More than a dozen of the Schwartz and Dietz songs were used including "Something to Remember You By," "I Guess I Have To Change My Plans," "The Beggar's Waltz," "High and Low," and most recognizable of all, "Dancing in the Dark." The only original song, composed by Schwartz and Dietz in 1952, was "That's Entertainment," which later became the anthem for MGM's Golden Age of the musical.

The rehearsal period for this complex dance musical began in August, 1952; and lasted six weeks. In the process the aforementioned talent created a serious of wonderful individual numbers on which the film's fame rests. For "Shine on Your Shoes," Astaire was assisted by LeRoy Daniels, a non-actor, and an $8,000 "fun machine" which sounded like a calliope, shot out flags, rockets, and a kaleidoscope of colors. "The Girl Hunt" ballet, the film's climax, presented a satire on the detective film with Astaire as the flat foot narrator, in slouch hat, dark shirt, and double breasted suit, the very antithesis of his classic top hat and tails.

The Band Wagon ended shooting late in January 1953, nearly a year from the day Comden and Green sat down to create the story.
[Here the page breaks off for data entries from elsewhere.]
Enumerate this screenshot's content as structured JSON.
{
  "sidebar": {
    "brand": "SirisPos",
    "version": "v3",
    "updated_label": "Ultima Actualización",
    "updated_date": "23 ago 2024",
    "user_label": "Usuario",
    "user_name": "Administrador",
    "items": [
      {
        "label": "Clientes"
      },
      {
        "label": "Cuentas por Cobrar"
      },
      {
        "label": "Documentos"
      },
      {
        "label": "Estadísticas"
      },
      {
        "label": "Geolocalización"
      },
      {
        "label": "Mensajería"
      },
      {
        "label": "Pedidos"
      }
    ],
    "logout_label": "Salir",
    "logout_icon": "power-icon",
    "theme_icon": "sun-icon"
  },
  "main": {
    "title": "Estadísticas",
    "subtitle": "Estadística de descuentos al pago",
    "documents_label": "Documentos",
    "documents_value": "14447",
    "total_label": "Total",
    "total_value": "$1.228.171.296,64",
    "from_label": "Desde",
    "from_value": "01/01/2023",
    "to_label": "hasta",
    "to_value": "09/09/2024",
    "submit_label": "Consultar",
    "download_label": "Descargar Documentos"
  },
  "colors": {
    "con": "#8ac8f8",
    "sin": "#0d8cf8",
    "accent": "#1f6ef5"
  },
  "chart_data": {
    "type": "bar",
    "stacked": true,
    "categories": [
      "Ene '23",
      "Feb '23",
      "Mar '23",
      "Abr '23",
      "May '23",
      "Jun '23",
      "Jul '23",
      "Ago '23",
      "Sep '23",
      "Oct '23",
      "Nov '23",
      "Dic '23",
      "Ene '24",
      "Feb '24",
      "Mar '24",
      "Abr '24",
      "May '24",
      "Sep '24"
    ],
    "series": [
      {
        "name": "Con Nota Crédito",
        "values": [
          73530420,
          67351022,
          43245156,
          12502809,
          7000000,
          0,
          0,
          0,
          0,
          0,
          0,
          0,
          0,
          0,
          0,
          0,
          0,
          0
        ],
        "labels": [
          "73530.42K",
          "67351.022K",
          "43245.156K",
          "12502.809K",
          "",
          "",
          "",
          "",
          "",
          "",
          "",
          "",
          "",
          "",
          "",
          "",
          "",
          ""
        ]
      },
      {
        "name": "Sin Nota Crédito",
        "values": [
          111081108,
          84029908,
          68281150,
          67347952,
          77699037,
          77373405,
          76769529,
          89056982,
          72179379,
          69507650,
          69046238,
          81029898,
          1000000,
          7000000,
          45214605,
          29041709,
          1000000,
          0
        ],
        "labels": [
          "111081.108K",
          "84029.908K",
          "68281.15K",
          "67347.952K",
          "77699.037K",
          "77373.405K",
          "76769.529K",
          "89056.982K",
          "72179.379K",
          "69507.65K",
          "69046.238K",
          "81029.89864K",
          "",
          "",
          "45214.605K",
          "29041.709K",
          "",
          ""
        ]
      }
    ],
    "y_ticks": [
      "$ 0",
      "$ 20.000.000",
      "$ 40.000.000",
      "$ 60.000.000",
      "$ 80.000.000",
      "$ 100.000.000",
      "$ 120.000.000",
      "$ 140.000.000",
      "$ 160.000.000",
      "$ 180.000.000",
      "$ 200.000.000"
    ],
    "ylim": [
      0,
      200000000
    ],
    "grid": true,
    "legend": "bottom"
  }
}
The final cost of the film came to more than two million dollars. (Indeed the "The Girl Hunt" ballet cost more than three hundred thousand dollars alone.) The premiere, in late July, came to glowing reviews, and upon its initial release The Band Wagon more than made up for its considerable investment, and thereafter has generated considerable profits for MGM.